20 Kasım Cumartesi akşamı yıllaaar sonra ilk defa tiyatroya gittim. Tiyatro kelimesi bana hep komediyi çağrıştırırdı çünkü en son izlediğim oyun muhtemelen bir çocuk oyunuydu ve malumunuz çocuk oyunları biraz komik ama daha çok aptaldır.

Eğer Esmanur 1 ay öncesinden biletlerini almasa, daha yıllaaarca tiyatroya gitmeyebilirdimde... Gel gelelim, bu oyun son zamanlarda izlediğim en güzel şeylerden biriydi.

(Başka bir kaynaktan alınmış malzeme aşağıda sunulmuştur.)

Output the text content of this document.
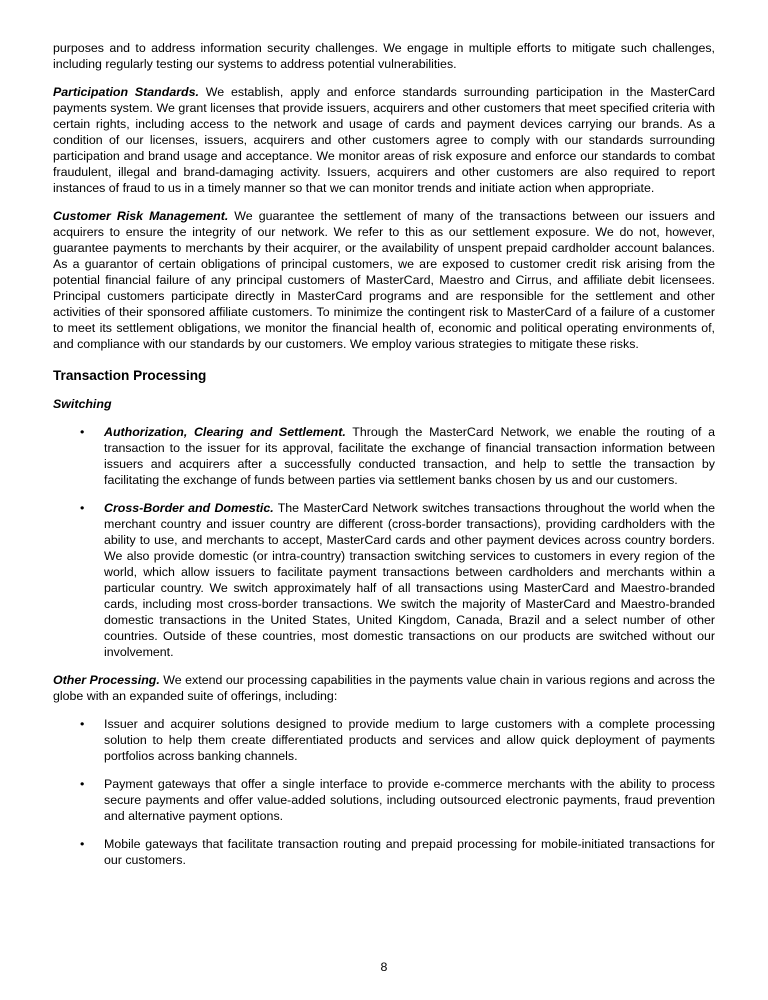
purposes and to address information security challenges. We engage in multiple efforts to mitigate such challenges, including regularly testing our systems to address potential vulnerabilities.

Participation Standards. We establish, apply and enforce standards surrounding participation in the MasterCard payments system. We grant licenses that provide issuers, acquirers and other customers that meet specified criteria with certain rights, including access to the network and usage of cards and payment devices carrying our brands. As a condition of our licenses, issuers, acquirers and other customers agree to comply with our standards surrounding participation and brand usage and acceptance. We monitor areas of risk exposure and enforce our standards to combat fraudulent, illegal and brand-damaging activity. Issuers, acquirers and other customers are also required to report instances of fraud to us in a timely manner so that we can monitor trends and initiate action when appropriate.

Customer Risk Management. We guarantee the settlement of many of the transactions between our issuers and acquirers to ensure the integrity of our network. We refer to this as our settlement exposure. We do not, however, guarantee payments to merchants by their acquirer, or the availability of unspent prepaid cardholder account balances. As a guarantor of certain obligations of principal customers, we are exposed to customer credit risk arising from the potential financial failure of any principal customers of MasterCard, Maestro and Cirrus, and affiliate debit licensees. Principal customers participate directly in MasterCard programs and are responsible for the settlement and other activities of their sponsored affiliate customers. To minimize the contingent risk to MasterCard of a failure of a customer to meet its settlement obligations, we monitor the financial health of, economic and political operating environments of, and compliance with our standards by our customers. We employ various strategies to mitigate these risks.

Transaction Processing
Switching
• Authorization, Clearing and Settlement. Through the MasterCard Network, we enable the routing of a transaction to the issuer for its approval, facilitate the exchange of financial transaction information between issuers and acquirers after a successfully conducted transaction, and help to settle the transaction by facilitating the exchange of funds between parties via settlement banks chosen by us and our customers.
• Cross-Border and Domestic. The MasterCard Network switches transactions throughout the world when the merchant country and issuer country are different (cross-border transactions), providing cardholders with the ability to use, and merchants to accept, MasterCard cards and other payment devices across country borders. We also provide domestic (or intra-country) transaction switching services to customers in every region of the world, which allow issuers to facilitate payment transactions between cardholders and merchants within a particular country. We switch approximately half of all transactions using MasterCard and Maestro-branded cards, including most cross-border transactions. We switch the majority of MasterCard and Maestro-branded domestic transactions in the United States, United Kingdom, Canada, Brazil and a select number of other countries. Outside of these countries, most domestic transactions on our products are switched without our involvement.

Other Processing. We extend our processing capabilities in the payments value chain in various regions and across the globe with an expanded suite of offerings, including:

• Issuer and acquirer solutions designed to provide medium to large customers with a complete processing solution to help them create differentiated products and services and allow quick deployment of payments portfolios across banking channels.
• Payment gateways that offer a single interface to provide e-commerce merchants with the ability to process secure payments and offer value-added solutions, including outsourced electronic payments, fraud prevention and alternative payment options.
• Mobile gateways that facilitate transaction routing and prepaid processing for mobile-initiated transactions for our customers.
8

Konu, Filistinli 3 kardeş ve savaş. Çok fazla ayrıntı vermek istemiyorum. Sadece ben beğendim, tavsiye ederim.

Oyunu yazan Ilan Hatsor bir yahudi. Beni etkileyen yanlarından biri de bu.

Oyunculuklar mükemmel. Özellikle Mehmet Gürhan adi ispikçi rolünü çok iyi kotarmış. Avrupa Yakası'nın Cem'i Levent Üzümcü ise dizilerde oynayarak kendisini harcamasın. Adam gerçekten yetenekli. Özellikle ses tonu kullanımına hayran kaldım. Gerçi tiyatro ölüyor. Sadece idealizm ve heves bu kurumu hala ayakta tutan gerçekler. Daha çok tiyatroya gitmeliyiz gençler! İstanbul'da yaşamanın hakkını vermeliyiz. Ne de olsa 2010 Kültür Başkentiyiz caaağnım :)

H.K.Ş

22 Kasım 2010 Pazartesi

bilmezdim

alışmanın bu kadar kolay, kaybetmenin bu kadar zor olduğunu bilmezdim... bilinmeyesice...
yanlış anlaşılmaktan korkardım hep ama yanlış anlaşılmanın bu kadar korkunç olduğunu bilmezdim...
dilimle mahvettiklerimi ellerimle tamir etseydim, eminim onlarda kalbim kadar harap olurlardı...
kalbimin izbe köşelerinden henüz çekine çekine çıkarken, şimdi yine oraya dönüyorum. her zamankinden biraz daha kırgın...
belki bahane, bilmem ne, hayaller hayaller, bitin. öylesine bitin ki, insanlarımı kaybetmek bana böyle zor gelmesin...
ey kalbim! kırılmalara karşı garantili bir takım porselenle değiştireceğim seni... içime batıyorsun...

H.K.Ş

19 Kasım 2010 Cuma

harry potter and the deathly hallows part 1


2000ler popüler kültürünün ilk ikonlarından biri harry potter ve aynı zamanda benim çocukluğum.
12 yaşımda başladım kitaplarını okumaya, her yeni kitapla büyük heyecanlar sardı biz çocukları. sonra biz büyüdük ve bizimle birlikte harry potter da büyüdü. ilk filmi izleyeceğim gün nasıl heyecanlandığımı bir ben bilirim. çok büyük olmasa da benim için hayalkırıklığı niteliğindeydi film çünkü kafamda yarattığım filmden daha güzel değildi. 3.filmden sonrası ise tam bir hüsrandı. taa ki, son filmin ilk partına kadar.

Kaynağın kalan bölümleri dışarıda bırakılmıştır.